4. Making an appointment 

Once you’ve decided on a good parlor, you need to make an appointment. Some places will take walk-ins, but for the most part it’s a good idea to call and book a time slot. This phase always gives me anxiety, even after already having a tattoo. When you make an appointment, they will make you pay a deposit so if you wimp out, you lose anywhere from $30-$70 dollars. Once you pay your deposit, the thought of actually getting a tattoo becomes much more real. 

5. Going to the parlor 

So, you’ve booked an appointment and the day has finally come. I would recommend getting there a few minutes early to make sure you have ample time to check in and the artist has time to prepare. Walking into the parlor, especially if it’s your first time, can be insanely intimidating. All the artists have head-to-toe ink and a majority of the clients I’ve seen do as well. The stereotypical blasting rock music will also do nothing to help ease your nerves as you sit in a chair waiting to be called back. 

6. Getting the tattoo 

By now your heart is probably racing and your palms might be a little sweaty, but it’s time to finally get the tattoo. Depending on where you’re getting it, you will either be sitting in a chair or lying down. The artist will tell you that at any point you can take a break if you’re feeling dizzy or nauseous, but so far I’ve been lucky and done my tattoos in one sitting. Once you’re ready, the artist will prep your skin and then you’ll hear the loud and echoing noise of the needle. Unless you know you’re a pain expert, I would highly recommend bringing a friend or sibling with you to help you through the process. My sister came with me for my second tattoo and held my hand the entire time. 

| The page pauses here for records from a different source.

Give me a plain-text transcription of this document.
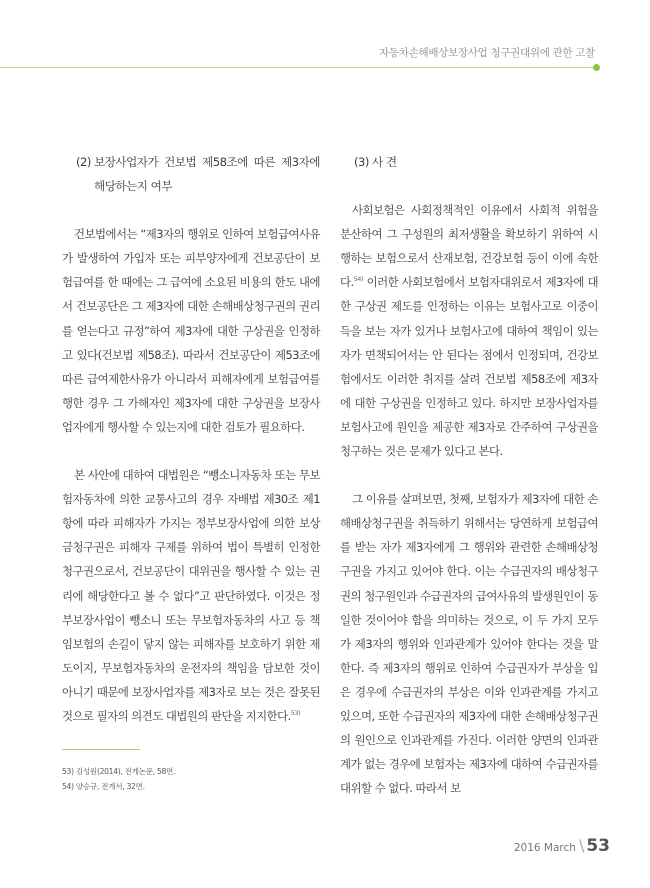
자동차손해배상보장사업 청구권대위에 관한 고찰
(2) 보장사업자가 건보법 제58조에 따른 제3자에 해당하는지 여부

건보법에서는 “제3자의 행위로 인하여 보험급여사유가 발생하여 가입자 또는 피부양자에게 건보공단이 보험급여를 한 때에는 그 급여에 소요된 비용의 한도 내에서 건보공단은 그 제3자에 대한 손해배상청구권의 권리를 얻는다고 규정”하여 제3자에 대한 구상권을 인정하고 있다(건보법 제58조). 따라서 건보공단이 제53조에 따른 급여제한사유가 아니라서 피해자에게 보험급여를 행한 경우 그 가해자인 제3자에 대한 구상권을 보장사업자에게 행사할 수 있는지에 대한 검토가 필요하다.

본 사안에 대하여 대법원은 “뺑소니자동차 또는 무보험자동차에 의한 교통사고의 경우 자배법 제30조 제1항에 따라 피해자가 가지는 정부보장사업에 의한 보상금청구권은 피해자 구제를 위하여 법이 특별히 인정한 청구권으로서, 건보공단이 대위권을 행사할 수 있는 권리에 해당한다고 볼 수 없다”고 판단하였다. 이것은 정부보장사업이 뺑소니 또는 무보험자동차의 사고 등 책임보험의 손길이 닿지 않는 피해자를 보호하기 위한 제도이지, 무보험자동차의 운전자의 책임을 담보한 것이 아니기 때문에 보장사업자를 제3자로 보는 것은 잘못된 것으로 필자의 의견도 대법원의 판단을 지지한다.$^{53)}$

(3) 사 견

사회보험은 사회정책적인 이유에서 사회적 위험을 분산하여 그 구성원의 최저생활을 확보하기 위하여 시행하는 보험으로서 산재보험, 건강보험 등이 이에 속한다.$^{54)}$ 이러한 사회보험에서 보험자대위로서 제3자에 대한 구상권 제도를 인정하는 이유는 보험사고로 이중이득을 보는 자가 있거나 보험사고에 대하여 책임이 있는 자가 면책되어서는 안 된다는 점에서 인정되며, 건강보험에서도 이러한 취지를 살려 건보법 제58조에 제3자에 대한 구상권을 인정하고 있다. 하지만 보장사업자를 보험사고에 원인을 제공한 제3자로 간주하여 구상권을 청구하는 것은 문제가 있다고 본다.

그 이유를 살펴보면, 첫째, 보험자가 제3자에 대한 손해배상청구권을 취득하기 위해서는 당연하게 보험급여를 받는 자가 제3자에게 그 행위와 관련한 손해배상청구권을 가지고 있어야 한다. 이는 수급권자의 배상청구권의 청구원인과 수급권자의 급여사유의 발생원인이 동일한 것이어야 함을 의미하는 것으로, 이 두 가지 모두가 제3자의 행위와 인과관계가 있어야 한다는 것을 말한다. 즉 제3자의 행위로 인하여 수급권자가 부상을 입은 경우에 수급권자의 부상은 이와 인과관계를 가지고 있으며, 또한 수급권자의 제3자에 대한 손해배상청구권의 원인으로 인과관계를 가진다. 이러한 양면의 인과관계가 없는 경우에 보험자는 제3자에 대하여 수급권자를 대위할 수 없다. 따라서 보

53) 김성원(2014), 전게논문, 58면.
54) 양승규, 전게서, 32면.
2016 March \ 53
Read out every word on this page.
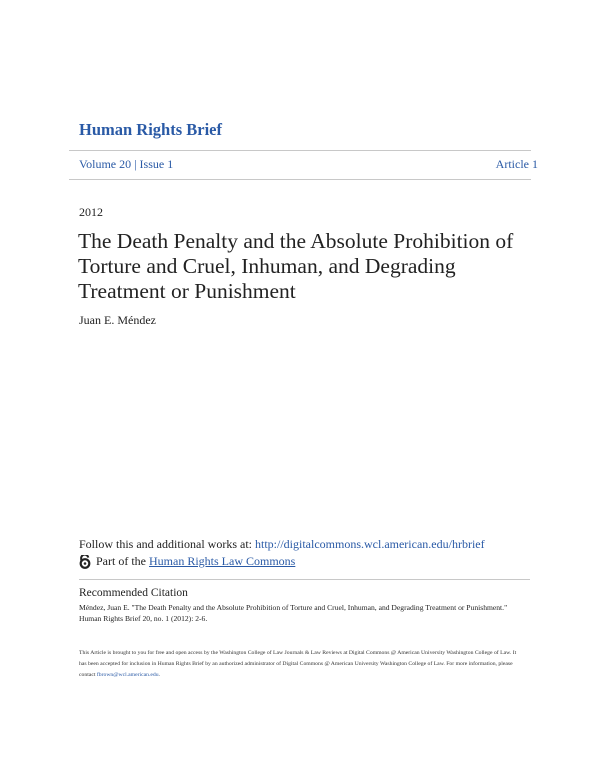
Human Rights Brief
Volume 20 | Issue 1	Article 1
2012
The Death Penalty and the Absolute Prohibition of Torture and Cruel, Inhuman, and Degrading Treatment or Punishment
Juan E. Méndez
Follow this and additional works at: http://digitalcommons.wcl.american.edu/hrbrief
Part of the
Human Rights Law Commons
Recommended Citation
Méndez, Juan E. "The Death Penalty and the Absolute Prohibition of Torture and Cruel, Inhuman, and Degrading Treatment or Punishment." Human Rights Brief 20, no. 1 (2012): 2-6.
This Article is brought to you for free and open access by the Washington College of Law Journals & Law Reviews at Digital Commons @ American University Washington College of Law. It has been accepted for inclusion in Human Rights Brief by an authorized administrator of Digital Commons @ American University Washington College of Law. For more information, please contact fbrown@wcl.american.edu.
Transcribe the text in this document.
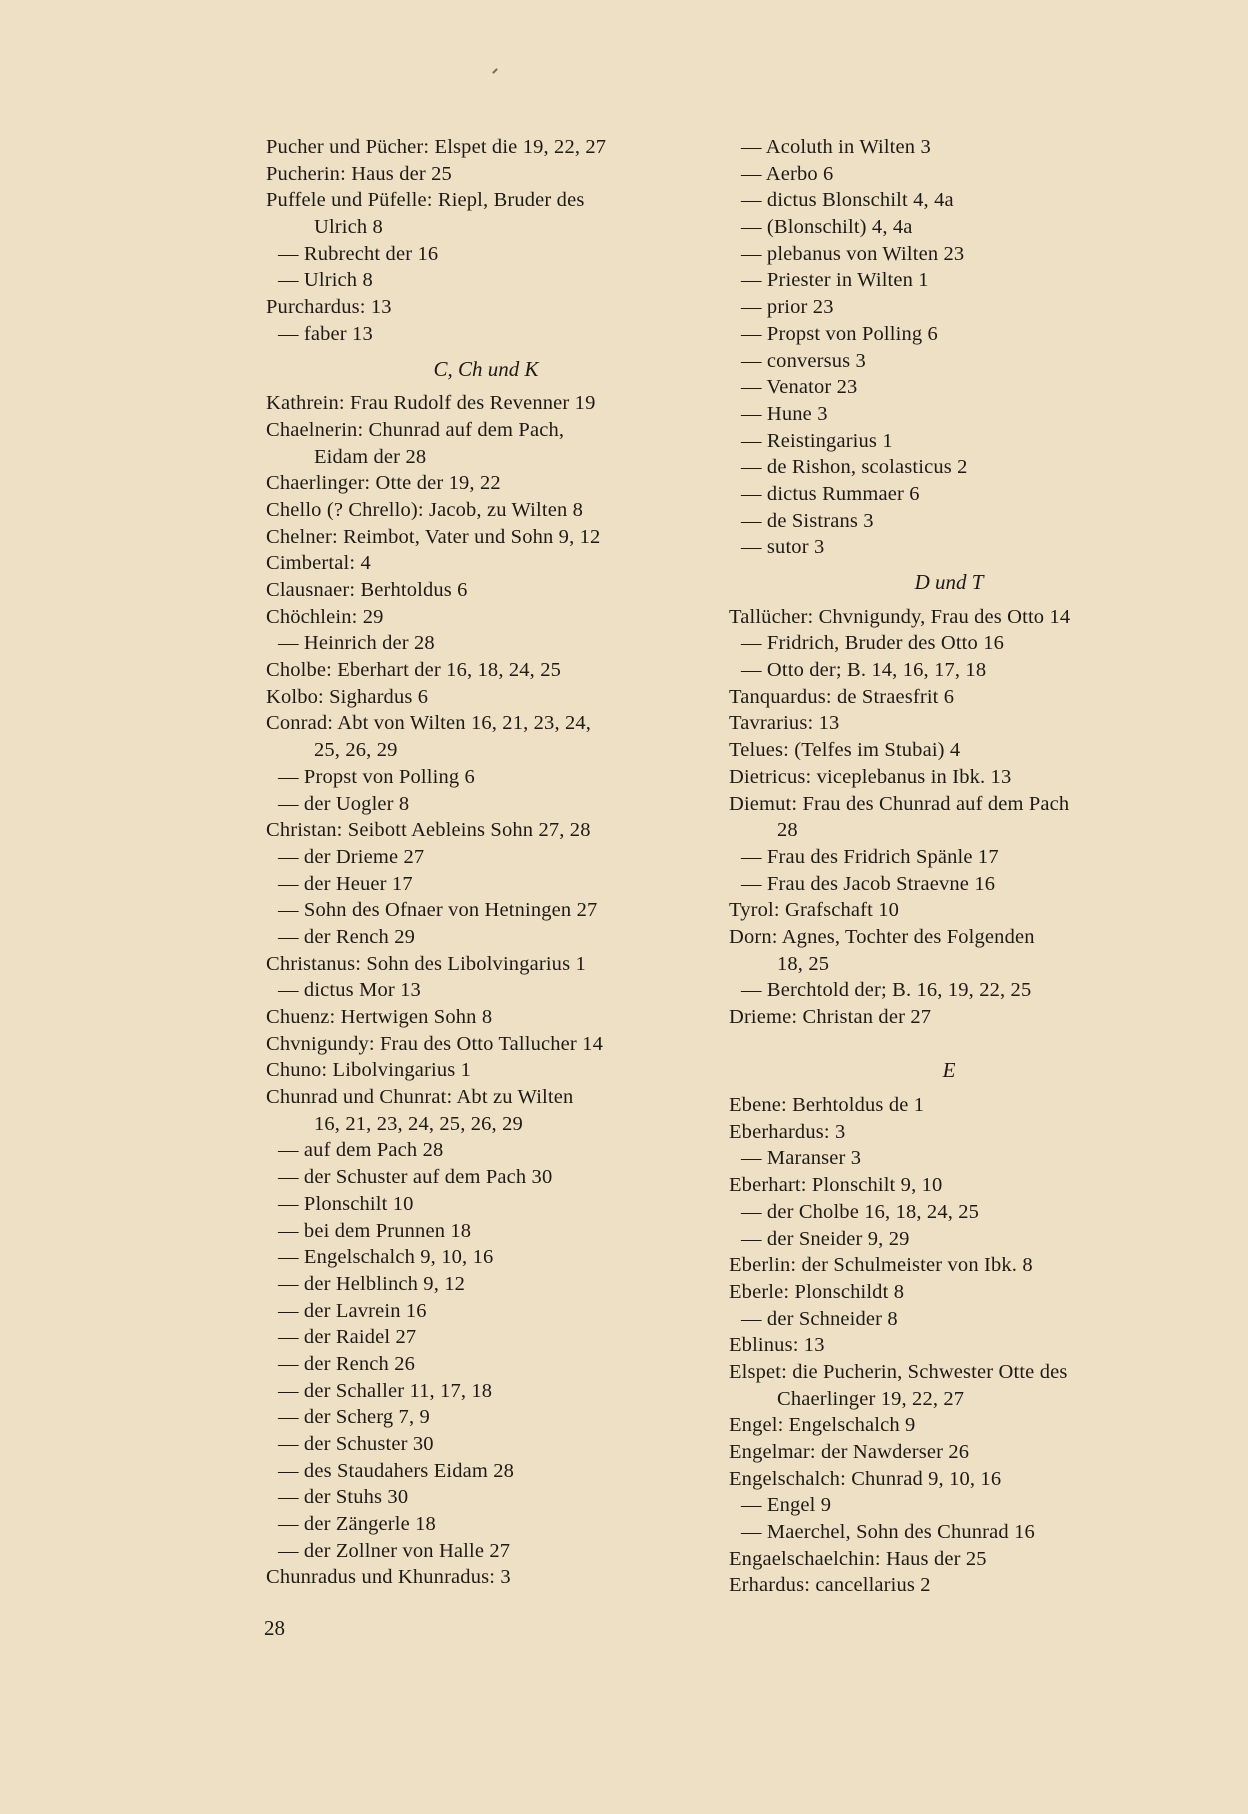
Pucher und Pücher: Elspet die 19, 22, 27
Pucherin: Haus der 25
Puffele und Püfelle: Riepl, Bruder des
Ulrich 8
— Rubrecht der 16
— Ulrich 8
Purchardus: 13
— faber 13
C, Ch und K
Kathrein: Frau Rudolf des Revenner 19
Chaelnerin: Chunrad auf dem Pach,
Eidam der 28
Chaerlinger: Otte der 19, 22
Chello (? Chrello): Jacob, zu Wilten 8
Chelner: Reimbot, Vater und Sohn 9, 12
Cimbertal: 4
Clausnaer: Berhtoldus 6
Chöchlein: 29
— Heinrich der 28
Cholbe: Eberhart der 16, 18, 24, 25
Kolbo: Sighardus 6
Conrad: Abt von Wilten 16, 21, 23, 24,
25, 26, 29
— Propst von Polling 6
— der Uogler 8
Christan: Seibott Aebleins Sohn 27, 28
— der Drieme 27
— der Heuer 17
— Sohn des Ofnaer von Hetningen 27
— der Rench 29
Christanus: Sohn des Libolvingarius 1
— dictus Mor 13
Chuenz: Hertwigen Sohn 8
Chvnigundy: Frau des Otto Tallucher 14
Chuno: Libolvingarius 1
Chunrad und Chunrat: Abt zu Wilten
16, 21, 23, 24, 25, 26, 29
— auf dem Pach 28
— der Schuster auf dem Pach 30
— Plonschilt 10
— bei dem Prunnen 18
— Engelschalch 9, 10, 16
— der Helblinch 9, 12
— der Lavrein 16
— der Raidel 27
— der Rench 26
— der Schaller 11, 17, 18
— der Scherg 7, 9
— der Schuster 30
— des Staudahers Eidam 28
— der Stuhs 30
— der Zängerle 18
— der Zollner von Halle 27
Chunradus und Khunradus: 3
— Acoluth in Wilten 3
— Aerbo 6
— dictus Blonschilt 4, 4a
— (Blonschilt) 4, 4a
— plebanus von Wilten 23
— Priester in Wilten 1
— prior 23
— Propst von Polling 6
— conversus 3
— Venator 23
— Hune 3
— Reistingarius 1
— de Rishon, scolasticus 2
— dictus Rummaer 6
— de Sistrans 3
— sutor 3
D und T
Tallücher: Chvnigundy, Frau des Otto 14
— Fridrich, Bruder des Otto 16
— Otto der; B. 14, 16, 17, 18
Tanquardus: de Straesfrit 6
Tavrarius: 13
Telues: (Telfes im Stubai) 4
Dietricus: viceplebanus in Ibk. 13
Diemut: Frau des Chunrad auf dem Pach
28
— Frau des Fridrich Spänle 17
— Frau des Jacob Straevne 16
Tyrol: Grafschaft 10
Dorn: Agnes, Tochter des Folgenden
18, 25
— Berchtold der; B. 16, 19, 22, 25
Drieme: Christan der 27
E
Ebene: Berhtoldus de 1
Eberhardus: 3
— Maranser 3
Eberhart: Plonschilt 9, 10
— der Cholbe 16, 18, 24, 25
— der Sneider 9, 29
Eberlin: der Schulmeister von Ibk. 8
Eberle: Plonschildt 8
— der Schneider 8
Eblinus: 13
Elspet: die Pucherin, Schwester Otte des
Chaerlinger 19, 22, 27
Engel: Engelschalch 9
Engelmar: der Nawderser 26
Engelschalch: Chunrad 9, 10, 16
— Engel 9
— Maerchel, Sohn des Chunrad 16
Engaelschaelchin: Haus der 25
Erhardus: cancellarius 2
28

The first time the needle hits your skin, you’ll probably experience pain you’ve never felt before and probably cannot even describe (I still can’t to this day). However, after a few seconds, your body will start getting used to it. Now that’s not to say it won’t hurt at all, but you will become more accustomed to the sharp, dragging pain on your body. At this point, you can hold a hand, try and have a conservation, or even try to meditate a little to ease your mind.  Depending on the size and design of the tattoo, yours could take anywhere from 5 minutes to a couple hours. Both of mine have only taken around 10-15 minutes and the time honestly flew. Both times when the artist told me he was done I was shocked that it was over. 

7. The Aftermath 

Now that the constant stabbing is done, you can actually focus on the fact that you have a tattoo. They will let you look at your tattoo before they wrap it up and this is always my favorite part. Once the pain subsides and you look at your tattoo, a feeling of happiness and accomplishment usually follows. My last tattoo artist was such a cool guy, and he sat there listening to me explain what my design meant. 

8. Healing 

Now that you got your tattoo, you need to properly take care of it. I’m not a professional and neither are many of the authors you will read online, so listen to your artist when they describe how to take care of your tattoo for the first couple days and weeks. You might get scared when you look at your tattoo in the next couple of days and it has formed scabs over the design. This is completely normal and they will go away as long as you follow the artist’s instructions. If anything looks seriously wrong, you can call your artist or go see a doctor, because it is possible to get an infection. 

9. Post-Healing 

Now that your tattoo has finally healed, the ink will be vibrant and your design will look flawless. You can wear fun clothes that show off your new ink and it’s a great conversation starter when you meet new people. To this day, I never get tired of having people ask what the constellation on my shoulder is or what the stars on my wrist mean. Getting a tattoo may be terrifying at first, but they are definitely worth it.